Os níveis do ferro II (séculos V-II a.C.) ofereceram cultura material que parece estar na evolução da do período orientalizante, de carácter mediterrâneo e semita. Esta tradição mantém-se inclusivamente no horizonte romano-republicano (séculos II e I a.C.).

As mesmas escavações deram a conhecer, no que concerne à Época Romana imperial, uma área pavimentada, rua ou praça, ladeada por tabernae, provavelmente da época claudiana.

Em 1982, o Museu Municipal de Alcácer do Sal realizou escavações defronte da Igreja de Santa Maria do Castelo (Faria, 2002), tendo sido posta a descoberto uma “construção com cella de planta rectangular, com uma grande entrada num dos topos menores e cabeceira em abside” (Faria, 2002, p. 91), que teria feito parte do forum romano de Salacia; o espólio arqueológico que lhe estava associado “abarca um período que vai do século I aos inícios do século II” (Faria, 2002, p. 96).

As extensas escavações de emergência efectuadas de 1993 a 1997 na área do antigo Convento de Nossa Senhora de Aracaelli, que precederam e acompanharam a adaptação deste edifico religioso a pousada, e ainda muito preliminarmente publicadas, revelaram, em níveis atribuíveis aos séculos IV-III a.C., construções “de planta rectangular, de três ou mais divisões, dispostas em alinhamento em ambos os lados de um caminho” (Faria, 2002, p. 101), e um provável santuário sugerido pelo achado de um conjunto de peças de bronze, desprovidas de contexto, compreendendo representações antropomórficas (orantes/ofertantes masculinos e femininos, guerreiros) e zoomórficas (bovinos, equídeos, canídeo) e ex-votos anatómicos (representações de braço, perna, pé), santuário que “teria uma conotação salutífera e profilática, traduzindo quiçá uma devoção [...] popular, embora não faltem elementos que remetem para um culto de carácter cívico como as figurinhas de guerreiros” (Gomes, 2012, p. 107). Situado nas proximidades do santuário anterior surgiu outro, “do período romano, datável da segunda metade do século I, invocando um culto oriental” (Faria, 2002, p. 90), que integrava notável tabella defixionis.
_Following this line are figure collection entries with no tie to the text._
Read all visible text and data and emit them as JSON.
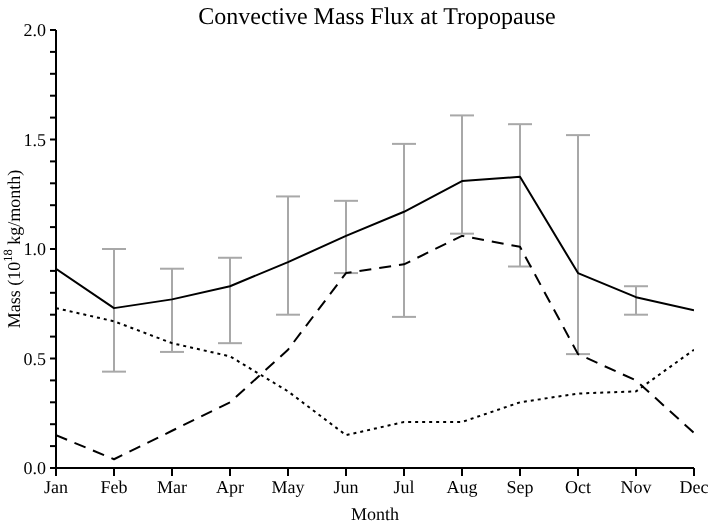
{
  "chart_data": {
    "type": "line",
    "title": "Convective Mass Flux at Tropopause",
    "xlabel": "Month",
    "ylabel": "Mass (10$^{18}$ kg/month)",
    "categories": [
      "Jan",
      "Feb",
      "Mar",
      "Apr",
      "May",
      "Jun",
      "Jul",
      "Aug",
      "Sep",
      "Oct",
      "Nov",
      "Dec"
    ],
    "ylim": [
      0,
      2
    ],
    "yticks": [
      {
        "value": 0,
        "label": "0.0"
      },
      {
        "value": 0.1,
        "label": null
      },
      {
        "value": 0.2,
        "label": null
      },
      {
        "value": 0.3,
        "label": null
      },
      {
        "value": 0.4,
        "label": null
      },
      {
        "value": 0.5,
        "label": "0.5"
      },
      {
        "value": 0.6,
        "label": null
      },
      {
        "value": 0.7,
        "label": null
      },
      {
        "value": 0.8,
        "label": null
      },
      {
        "value": 0.9,
        "label": null
      },
      {
        "value": 1,
        "label": "1.0"
      },
      {
        "value": 1.1,
        "label": null
      },
      {
        "value": 1.2,
        "label": null
      },
      {
        "value": 1.3,
        "label": null
      },
      {
        "value": 1.4,
        "label": null
      },
      {
        "value": 1.5,
        "label": "1.5"
      },
      {
        "value": 1.6,
        "label": null
      },
      {
        "value": 1.7,
        "label": null
      },
      {
        "value": 1.8,
        "label": null
      },
      {
        "value": 1.9,
        "label": null
      },
      {
        "value": 2,
        "label": "2.0"
      }
    ],
    "marker": "none",
    "series": [
      {
        "color": "#000000",
        "line_style": "solid",
        "values": [
          0.91,
          0.73,
          0.77,
          0.83,
          0.94,
          1.06,
          1.17,
          1.31,
          1.33,
          0.89,
          0.78,
          0.72
        ],
        "errors": [
          null,
          [
            0.44,
            1.0
          ],
          [
            0.53,
            0.91
          ],
          [
            0.57,
            0.96
          ],
          [
            0.7,
            1.24
          ],
          [
            0.89,
            1.22
          ],
          [
            0.69,
            1.48
          ],
          [
            1.07,
            1.61
          ],
          [
            0.92,
            1.57
          ],
          [
            0.52,
            1.52
          ],
          [
            0.7,
            0.83
          ],
          null
        ]
      },
      {
        "color": "#000000",
        "line_style": "dashed",
        "values": [
          0.15,
          0.04,
          0.17,
          0.3,
          0.54,
          0.89,
          0.93,
          1.06,
          1.01,
          0.52,
          0.4,
          0.16
        ]
      },
      {
        "color": "#000000",
        "line_style": "dotted",
        "values": [
          0.73,
          0.67,
          0.57,
          0.51,
          0.35,
          0.15,
          0.21,
          0.21,
          0.3,
          0.34,
          0.35,
          0.54
        ]
      }
    ]
  }
}
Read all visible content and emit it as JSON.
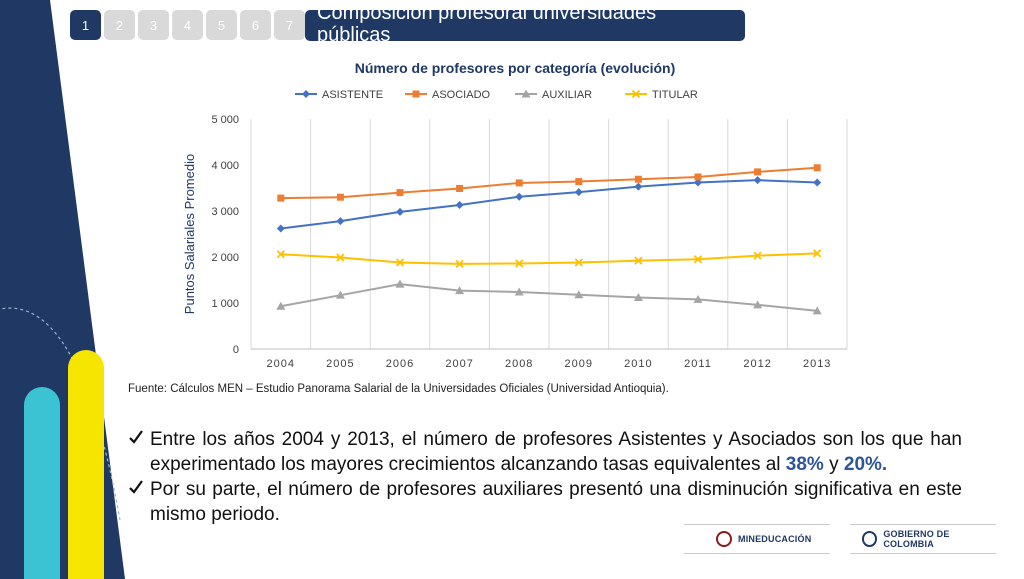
{
  "nav": {
    "tabs": [
      "1",
      "2",
      "3",
      "4",
      "5",
      "6",
      "7"
    ],
    "active_index": 0
  },
  "header": {
    "title": "Composición profesoral universidades públicas"
  },
  "chart_data": {
    "type": "line",
    "title": "Número de profesores por categoría (evolución)",
    "ylabel": "Puntos Salariales Promedio",
    "xlabel": "",
    "categories": [
      "2004",
      "2005",
      "2006",
      "2007",
      "2008",
      "2009",
      "2010",
      "2011",
      "2012",
      "2013"
    ],
    "ylim": [
      0,
      5000
    ],
    "yticks": [
      0,
      1000,
      2000,
      3000,
      4000,
      5000
    ],
    "ytick_labels": [
      "0",
      "1 000",
      "2 000",
      "3 000",
      "4 000",
      "5 000"
    ],
    "grid": "vertical",
    "legend_position": "top",
    "series": [
      {
        "name": "ASISTENTE",
        "color": "#4472c4",
        "marker": "diamond",
        "values": [
          2620,
          2780,
          2980,
          3130,
          3310,
          3410,
          3530,
          3620,
          3670,
          3620
        ]
      },
      {
        "name": "ASOCIADO",
        "color": "#ed7d31",
        "marker": "square",
        "values": [
          3280,
          3300,
          3400,
          3490,
          3610,
          3640,
          3690,
          3740,
          3850,
          3940
        ]
      },
      {
        "name": "AUXILIAR",
        "color": "#a5a5a5",
        "marker": "triangle",
        "values": [
          930,
          1170,
          1410,
          1270,
          1240,
          1180,
          1120,
          1080,
          960,
          830
        ]
      },
      {
        "name": "TITULAR",
        "color": "#ffc000",
        "marker": "x",
        "values": [
          2060,
          1990,
          1880,
          1850,
          1860,
          1880,
          1920,
          1950,
          2030,
          2080
        ]
      }
    ]
  },
  "source": "Fuente: Cálculos MEN – Estudio Panorama Salarial de la Universidades Oficiales (Universidad Antioquia).",
  "bullets": {
    "check_icon": "check-icon",
    "item1_text": "Entre los años 2004 y 2013, el número de profesores Asistentes y Asociados son los que han experimentado los mayores crecimientos alcanzando tasas equivalentes al ",
    "item1_pct1": "38%",
    "item1_and": " y ",
    "item1_pct2": "20%.",
    "item2_text": "Por su parte, el número de profesores auxiliares presentó una disminución significativa en este mismo periodo."
  },
  "footer": {
    "logo1": "MINEDUCACIÓN",
    "logo2": "GOBIERNO DE COLOMBIA"
  },
  "colors": {
    "navy": "#1f3864",
    "cyan": "#3cc3d3",
    "yellow": "#f5e500",
    "highlight": "#2e5597"
  }
}
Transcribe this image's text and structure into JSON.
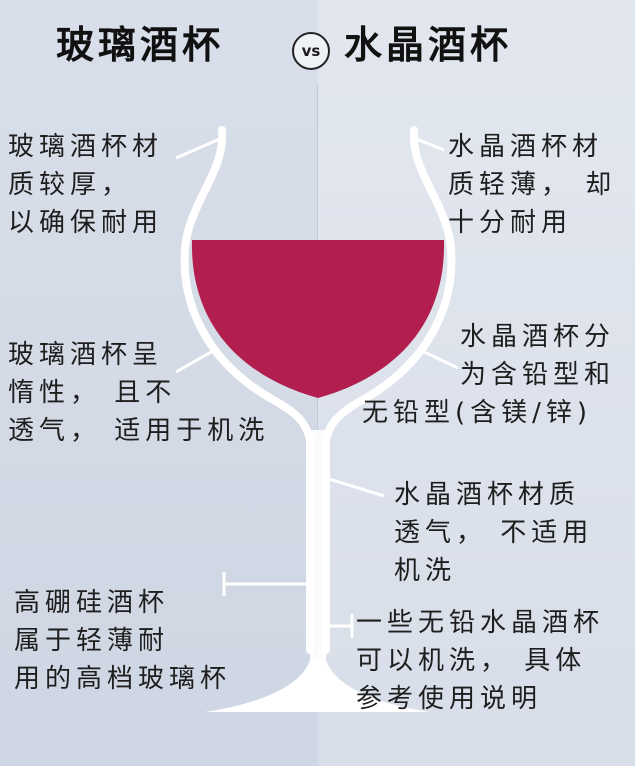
{
  "header": {
    "left_title": "玻璃酒杯",
    "vs_label": "vs",
    "right_title": "水晶酒杯"
  },
  "notes": {
    "left_top": [
      "玻璃酒杯材",
      "质较厚，",
      "以确保耐用"
    ],
    "right_top": [
      "水晶酒杯材",
      "质轻薄，  却",
      "十分耐用"
    ],
    "left_mid": [
      "玻璃酒杯呈",
      "惰性，  且不",
      "透气，  适用于机洗"
    ],
    "right_mid": [
      "水晶酒杯分",
      "为含铅型和",
      "无铅型(含镁/锌)"
    ],
    "right_lower": [
      "水晶酒杯材质",
      "透气，  不适用",
      "机洗"
    ],
    "left_bottom": [
      "高硼硅酒杯",
      "属于轻薄耐",
      "用的高档玻璃杯"
    ],
    "right_bottom": [
      "一些无铅水晶酒杯",
      "可以机洗，  具体",
      "参考使用说明"
    ]
  },
  "colors": {
    "wine": "#b21f4f",
    "glass_outline": "#ffffff",
    "background": "#dbe1ec"
  }
}
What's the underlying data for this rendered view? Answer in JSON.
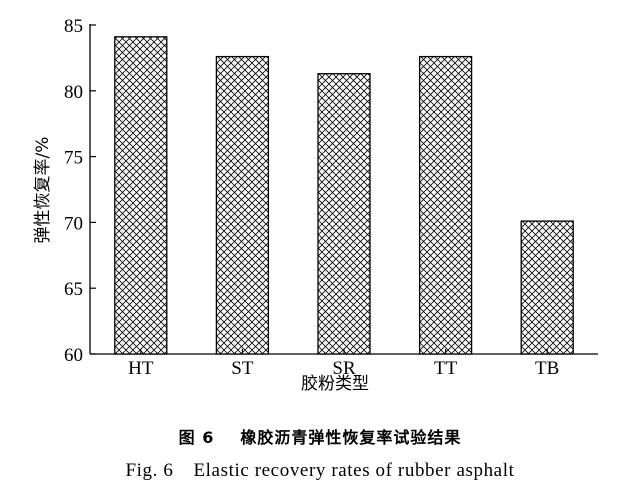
{
  "chart_data": {
    "type": "bar",
    "categories": [
      "HT",
      "ST",
      "SR",
      "TT",
      "TB"
    ],
    "values": [
      84.1,
      82.6,
      81.3,
      82.6,
      70.1
    ],
    "xlabel": "胶粉类型",
    "ylabel": "弹性恢复率/%",
    "ylim": [
      60,
      85
    ],
    "yticks": [
      60,
      65,
      70,
      75,
      80,
      85
    ],
    "grid": false,
    "bar_fill": "crosshatch",
    "colors": {
      "bar_edge": "#000000",
      "hatch": "#000000",
      "background": "#ffffff"
    }
  },
  "caption": {
    "cn_label": "图 6",
    "cn_text": "橡胶沥青弹性恢复率试验结果",
    "en_label": "Fig. 6",
    "en_text": "Elastic recovery rates of rubber asphalt"
  }
}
Para concluir a referencia às principais escavações arqueológicas realizadas na área urbana/castelo de Alcácer do Sal, importa atender à intervenção de emergência recentemente ocorrida na Rua do Rato, na zona ribeirinha, que exumou um importante conjunto de peças cerâmicas, de bronze e de osso, datável dos finais do século VI e inícios do V a.C., pertencente a “um contexto religioso de feição comercial, como sugere a presença de uma balança com os respectivos ponderais, estritamente conotado com o tráfego fluvial [...]. É possível que estejamos ante um depósito secundário, onde um conjunto de oferendas terá sido amortizado como forma de vedar o seu uso profano após a consagração à divindade, possibilidade sugerida pelo excelente estado de conservação dos materiais, mas parece-me também plausível que se tenha escavado parte do santuário propriamente dito, cuja existência, por outro lado, me parece inegável” (Gomes, 2012, p. 102-103).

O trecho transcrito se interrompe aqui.